Detection Methods for CVE-2026-35597
Indicators of Compromise
- Unusually high volume of failed TOTP authentication attempts from a single IP address
- Multiple failed login attempts targeting the same user account in rapid succession
- Authentication logs showing continued TOTP failures after the 10-attempt threshold should have triggered lockout
- Patterns of systematic code enumeration (sequential or structured TOTP code attempts)
Detection Strategies
- Implement external monitoring for authentication endpoint request rates that exceed normal user behavior
- Configure alerting on authentication failure patterns that indicate brute-force attempts
- Review Vikunja application logs for repeated HandleFailedTOTPAuth executions without corresponding account lockouts
- Deploy web application firewall (WAF) rules to detect and block rapid authentication attempts
Monitoring Recommendations
- Enable verbose logging for authentication events and monitor for anomalous patterns
- Implement network-level rate limiting on the login endpoint as an additional layer of defense
- Set up alerts for any single IP making more than 10 authentication attempts within a 5-minute window
- Consider deploying SIEM rules to correlate failed TOTP attempts with potential account compromise indicators
How to Mitigate CVE-2026-35597
Immediate Actions Required
- Upgrade all Vikunja installations to version 2.3.0 or later immediately
- Audit authentication logs for signs of previous exploitation attempts
- Implement network-level rate limiting on authentication endpoints as a defense-in-depth measure
- Consider temporarily disabling TOTP authentication and using alternative MFA methods if immediate upgrade is not possible
Patch Information
The vulnerability is fixed in Vikunja version 2.3.0. The fix addresses the database transaction handling to ensure that account lockout status is properly committed to the database.

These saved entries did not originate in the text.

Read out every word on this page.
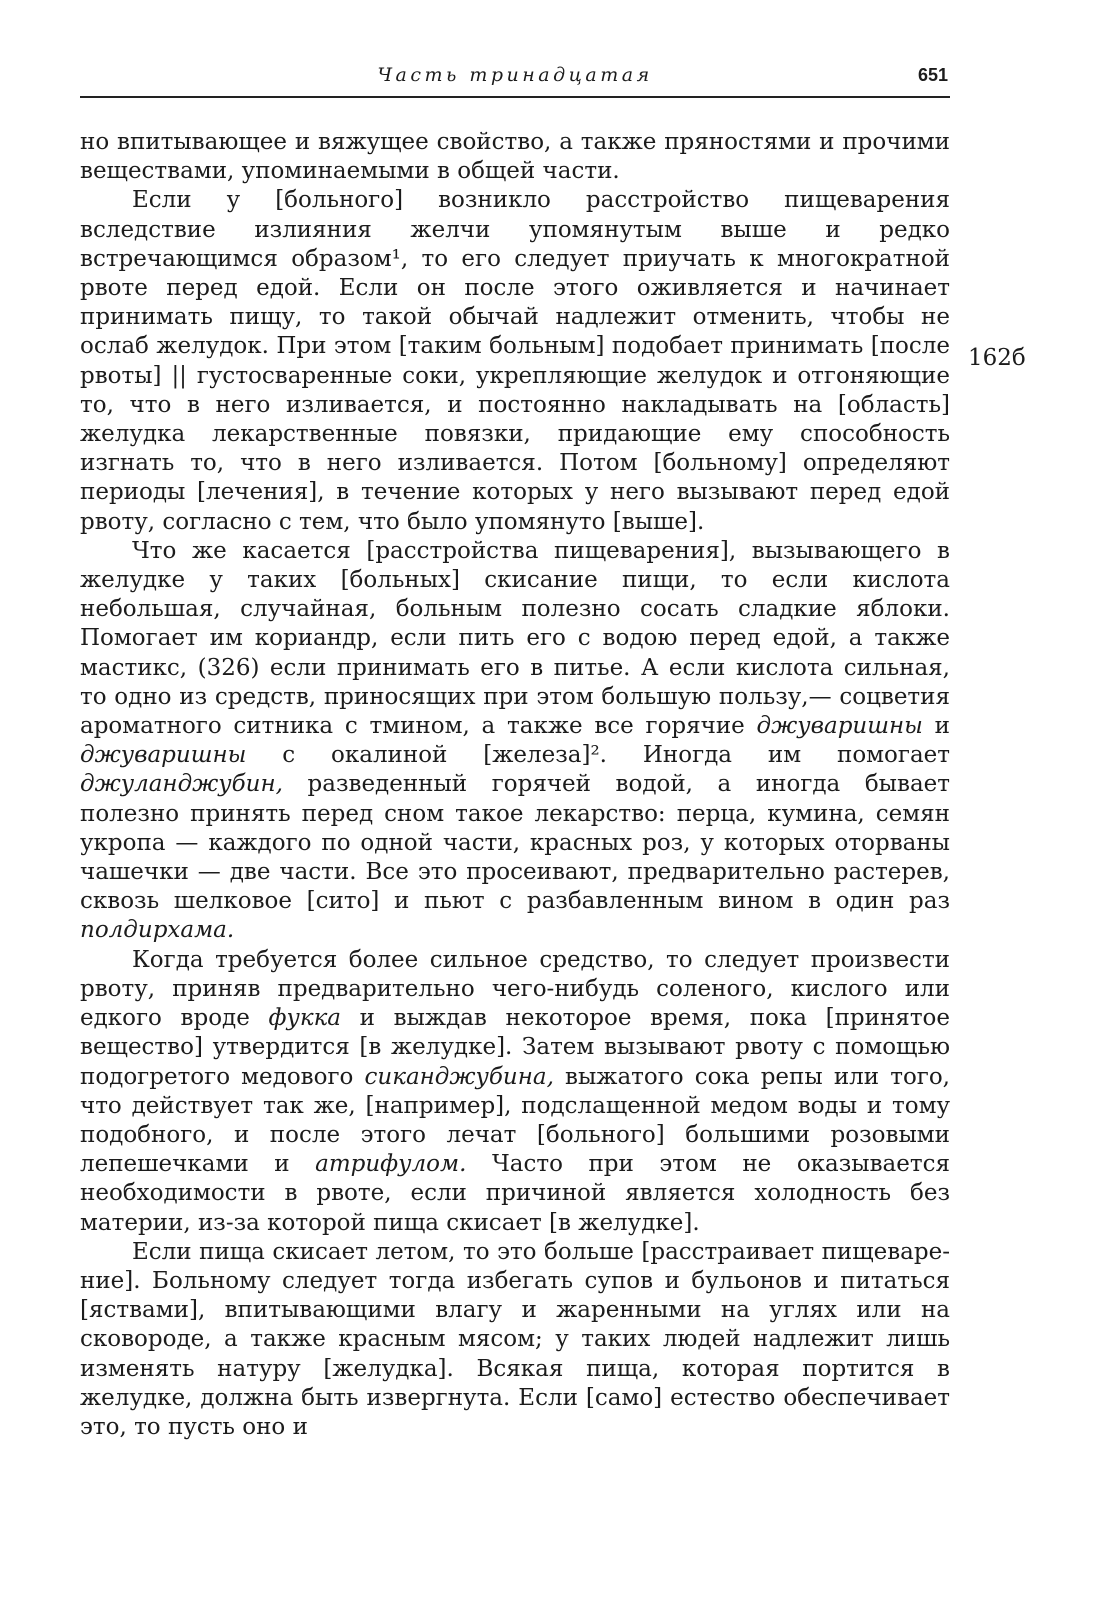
Часть тринадцатая	651

но впитывающее и вяжущее свойство, а также пряностями и прочими веществами, упоминаемыми в общей части.

Если у [больного] возникло расстройство пищеварения вследствие излияния желчи упомянутым выше и редко встречающимся образом¹, то его следует приучать к многократной рвоте перед едой. Если он после этого оживляется и начинает принимать пищу, то такой обычай надлежит отменить, чтобы не ослаб желудок. При этом [таким больным] подобает принимать [после рвоты] || густосваренные соки, укрепляющие желудок и отгоняющие то, что в него изливается, и постоянно накладывать на [область] желудка лекарственные повязки, придающие ему способность изгнать то, что в него изливается. Потом [больному] определяют периоды [лечения], в течение которых у него вызывают перед едой рвоту, согласно с тем, что было упомянуто [выше].

Что же касается [расстройства пищеварения], вызывающего в желудке у таких [больных] скисание пищи, то если кислота небольшая, случайная, больным полезно сосать сладкие яблоки. Помогает им кориандр, если пить его с водою перед едой, а также мастикс, (326) если принимать его в питье. А если кислота сильная, то одно из средств, приносящих при этом большую пользу,— соцветия ароматного ситника с тмином, а также все горячие джуваришны и джуваришны с окалиной [железа]². Иногда им помогает джуланджубин, разведенный горячей водой, а иногда бывает полезно принять перед сном такое лекарство: перца, кумина, семян укропа — каждого по одной части, красных роз, у которых оторваны чашечки — две части. Все это просеивают, предварительно растерев, сквозь шелковое [сито] и пьют с разбавленным вином в один раз полдирхама.

Когда требуется более сильное средство, то следует произвести рвоту, приняв предварительно чего-нибудь соленого, кислого или едкого вроде фукка и выждав некоторое время, пока [принятое вещество] утвердится [в желудке]. Затем вызывают рвоту с помощью подогретого медового сиканджубина, выжатого сока репы или того, что действует так же, [например], подслащенной медом воды и тому подобного, и после этого лечат [больного] большими розовыми лепешечками и атрифулом. Часто при этом не оказывается необходимости в рвоте, если причиной является холодность без материи, из-за которой пища скисает [в желудке].

Если пища скисает летом, то это больше [расстраивает пищеварение]. Больному следует тогда избегать супов и бульонов и питаться [яствами], впитывающими влагу и жаренными на углях или на сковороде, а также красным мясом; у таких людей надлежит лишь изменять натуру [желудка]. Всякая пища, которая портится в желудке, должна быть извергнута. Если [само] естество обеспечивает это, то пусть оно и

162б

Organizations should update to this version through their standard deployment processes. The patch is available via the GitHub Release v2.3.0. Technical details of the fix can be reviewed in the GitHub Commit and GitHub Pull Request. For full security advisory details, refer to GHSA-fgfv-pv97-6cmj.
Workarounds
- Deploy a reverse proxy or WAF with rate limiting configured to block excessive authentication attempts
- Implement IP-based blocking for sources exceeding authentication attempt thresholds
- Use VPN or IP allowlisting to restrict access to the Vikunja login endpoint to trusted networks
- Consider temporarily disabling TOTP and using hardware security keys or other MFA methods until the patch can be applied
# Example nginx rate limiting configuration for Vikunja login endpoint
# Add to nginx server block configuration
limit_req_zone $binary_remote_addr zone=login_limit:10m rate=5r/m;
location /api/v1/login {
limit_req zone=login_limit burst=3 nodelay;
limit_req_status 429;
proxy_pass http://vikunja_backend;
}
Disclaimer: This content was generated using AI. While we strive for accuracy, please verify critical information with official sources.